To learn more about how we plan to address each of these priorities, please click here to visit the CBR page on the AIRN website where a list of members and terms of reference are also available.

Regional and National Collaborations – Projects

  • Exploring the Landscape of Communicable Diseases in Atlantic Canada was led by AIRN and funded by the Public Health Agency of Canada. AIRN worked with community and academic partners from July 2013-March 2014. The technical report includes a detailed examination of the current state of HIV/AIDS, Hepatitis C and other sexually transmitted and blood-borne infections (STBBIs), affected populations, and associated service delivery needs in Atlantic Canada. The report is meant to be used by people living with HIV or AIDS, Hepatitis C or other STBBIs, staff and volunteers with AIDS service and community-based organizations, community-based HIV/AIDS researchers, health care professionals and policy makers. A summary report has been created and will also be available in French.
  • Rethinking ASOs? Responding to the End of AIDS Exceptionalism through East-West Collaboration (summary prepared by Pacific AIDS Network) – A bi-coastal team, made up of representatives from British Columbia and the Atlantic partnerships, have been leading a process to look at the potential impacts of moves towards more integrated approaches of service delivery. Thus far, the team has conducted a literature review and policy mapping, recorded three video modules, and organized full-day deliberative dialogues on this topic in Halifax and Vancouver (November 2014). Stay tuned for the event report and next steps!
  • Supporting the Supporters: Sarah Peddle and Greg Harris worked with the Interventions Program of Research of REACH 1.0 and submitted a successfully funded CIHR Planning Grant led by Alan Li in 2013. The grant funded a national meeting that was held in March 2014 in Toronto aimed at meeting the needs of peers engaged as service providers in the HIV/AIDS sector across Canada. Greg and Sarah are currently involved in the launch of a new working group for this project supported by the CIHR CBR Collaborative: A Program of REACH.

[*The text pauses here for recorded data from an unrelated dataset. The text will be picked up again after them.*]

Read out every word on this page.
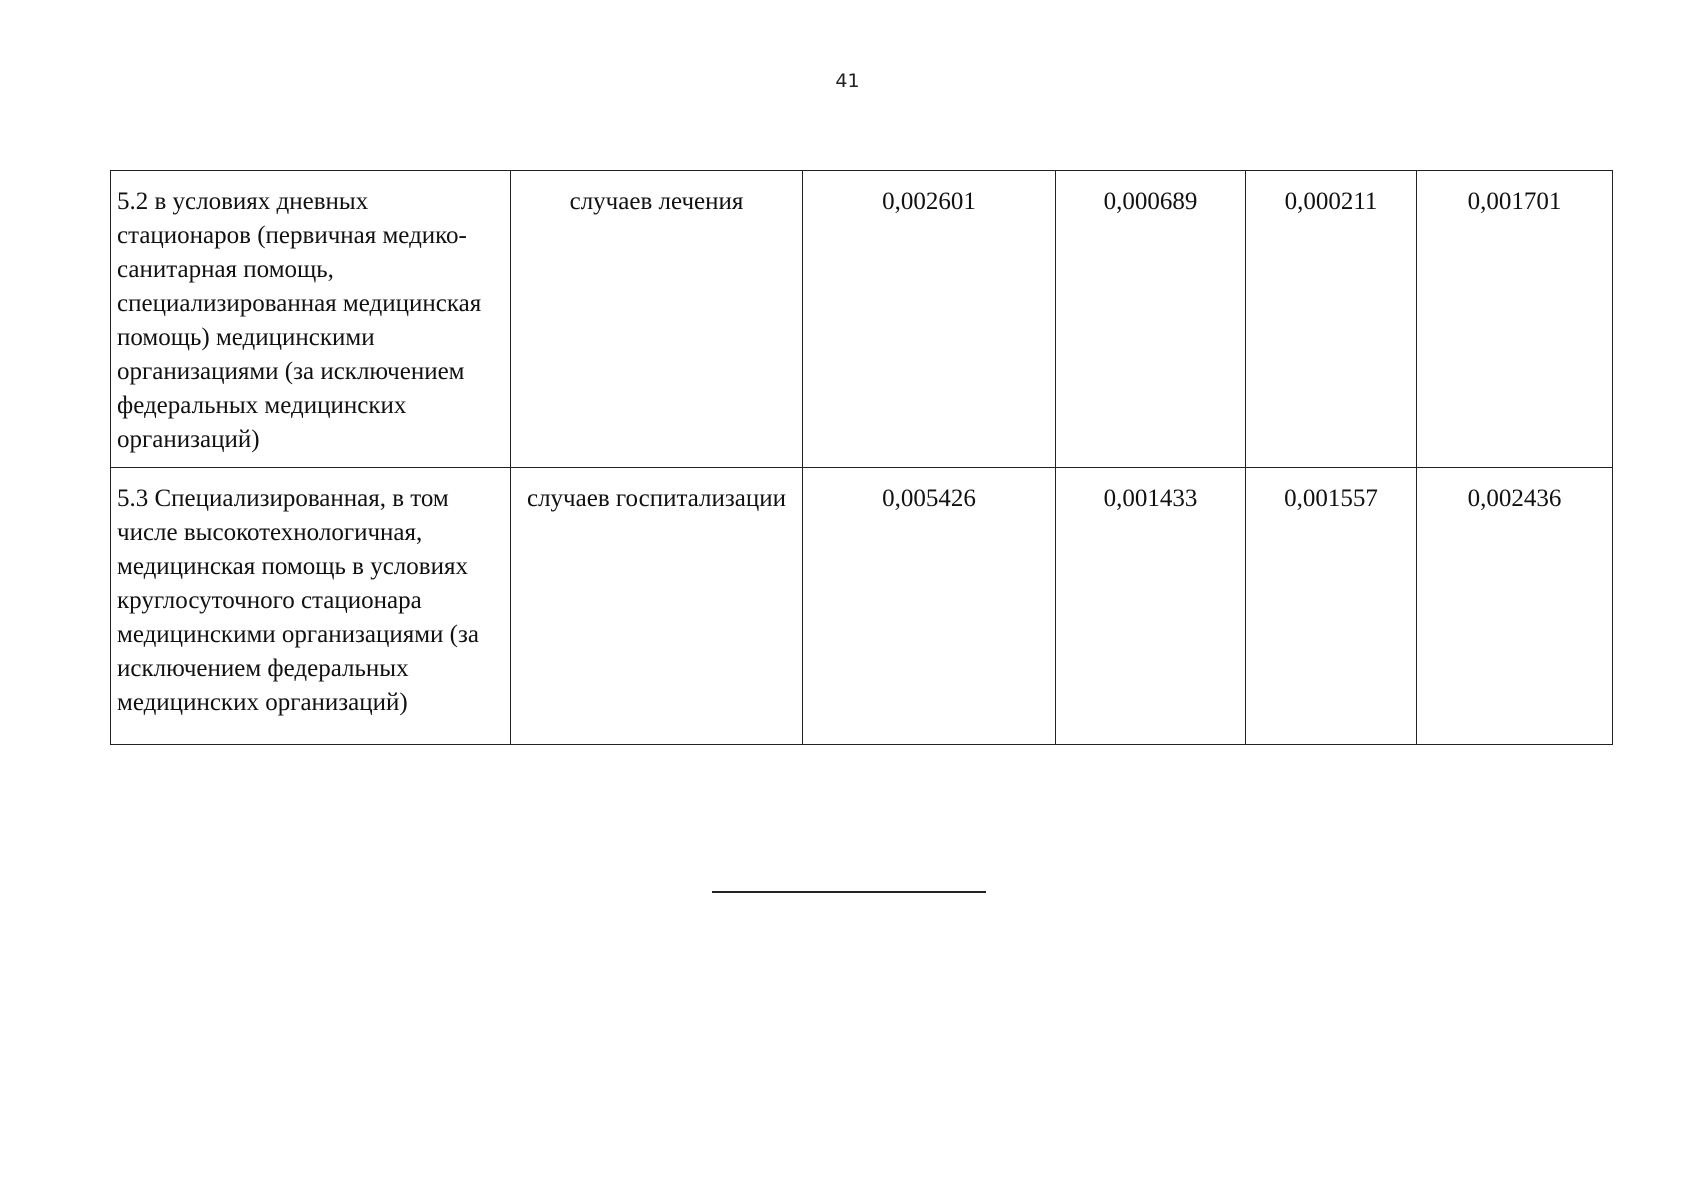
41
5.2 в условиях дневных стационаров (первичная медико-санитарная помощь, специализированная медицинская помощь) медицинскими организациями (за исключением федеральных медицинских организаций)	случаев лечения	0,002601	0,000689	0,000211	0,001701
5.3 Специализированная, в том числе высокотехнологичная, медицинская помощь в условиях круглосуточного стационара медицинскими организациями (за исключением федеральных медицинских организаций)	случаев госпитализации	0,005426	0,001433	0,001557	0,002436
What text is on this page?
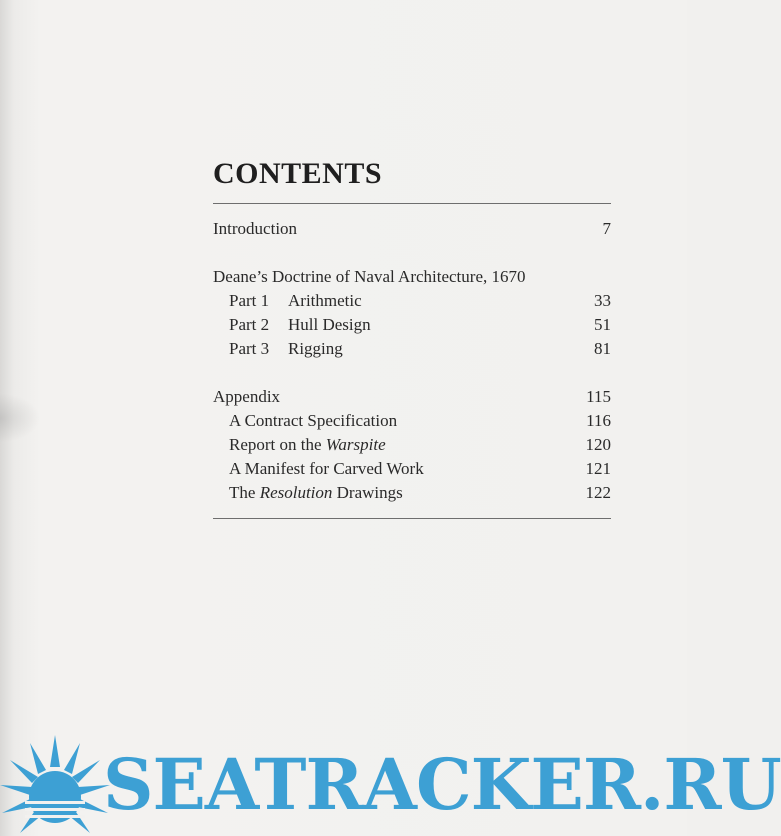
CONTENTS
Introduction	7
Deane’s Doctrine of Naval Architecture, 1670
Part 1 Arithmetic	33
Part 2 Hull Design	51
Part 3 Rigging	81
Appendix	115
A Contract Specification	116
Report on the Warspite	120
A Manifest for Carved Work	121
The Resolution Drawings	122
SEATRACKER.RU
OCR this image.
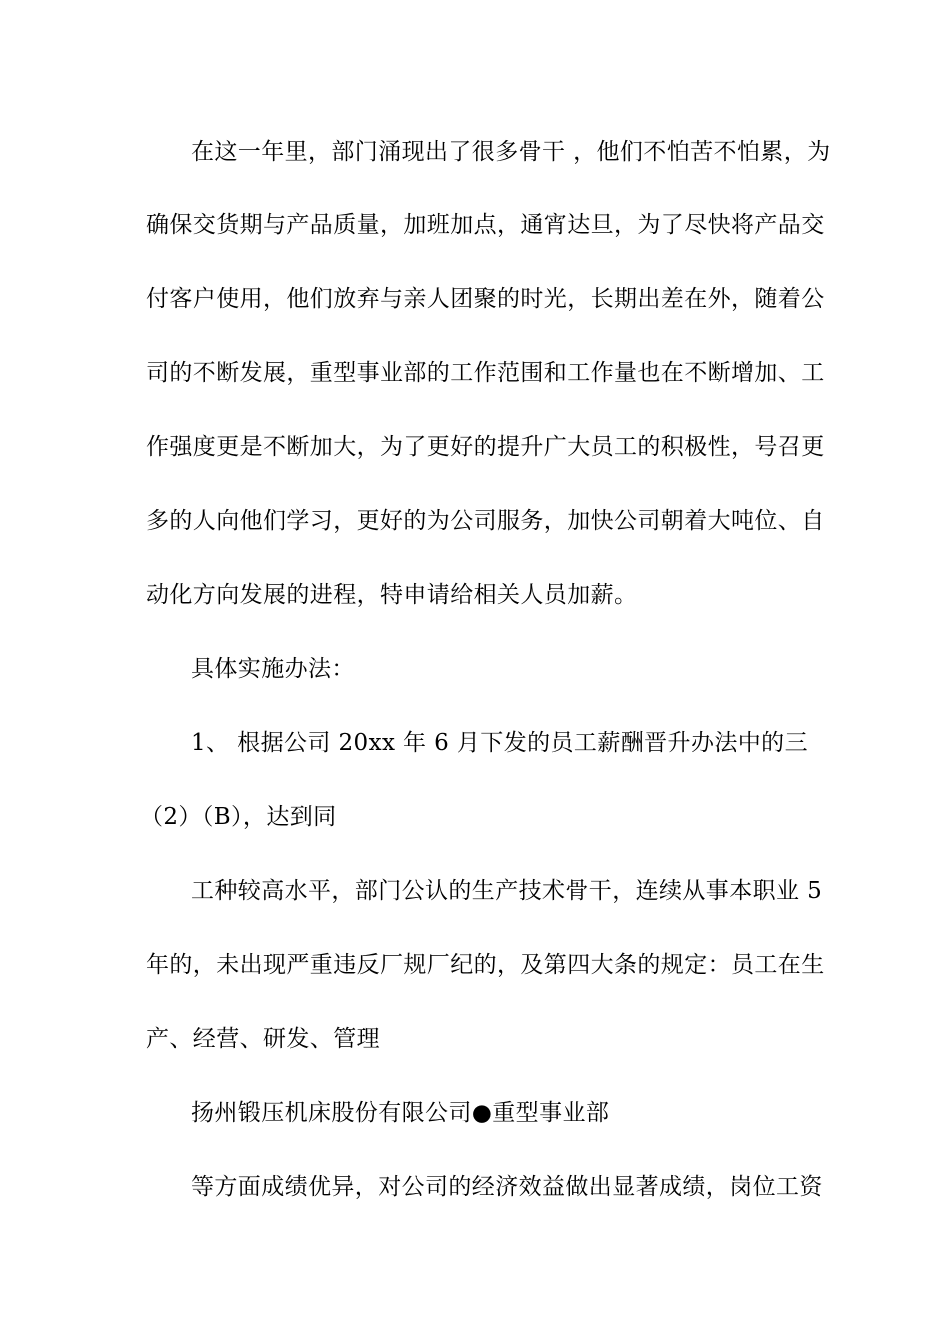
在这一年里，部门涌现出了很多骨干 ，他们不怕苦不怕累，为
确保交货期与产品质量，加班加点，通宵达旦，为了尽快将产品交
付客户使用，他们放弃与亲人团聚的时光，长期出差在外，随着公
司的不断发展，重型事业部的工作范围和工作量也在不断增加、工
作强度更是不断加大，为了更好的提升广大员工的积极性，号召更
多的人向他们学习，更好的为公司服务，加快公司朝着大吨位、自
动化方向发展的进程，特申请给相关人员加薪。
具体实施办法：
1、 根据公司 20xx 年 6 月下发的员工薪酬晋升办法中的三
（2）（B），达到同
工种较高水平，部门公认的生产技术骨干，连续从事本职业 5
年的，未出现严重违反厂规厂纪的，及第四大条的规定：员工在生
产、经营、研发、管理
扬州锻压机床股份有限公司●重型事业部
等方面成绩优异，对公司的经济效益做出显著成绩，岗位工资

Initiatives in Development:

  • Developing community preparedness models with our partners for new testing innovations such as multiplex and/or point of care testing among particular communities, locations and populations, with an emphasis on non-urban locations.
  • Developing an assessment of the mental health needs of people living with HIV/AIDS/HCV to outline an actionable framework to address mental health and HIV/AIDS/HCV at community, provincial and regional levels.
  • Emerging priorities such as aging with HIV, understanding frailty in the context of HIV, and Housing First specific work.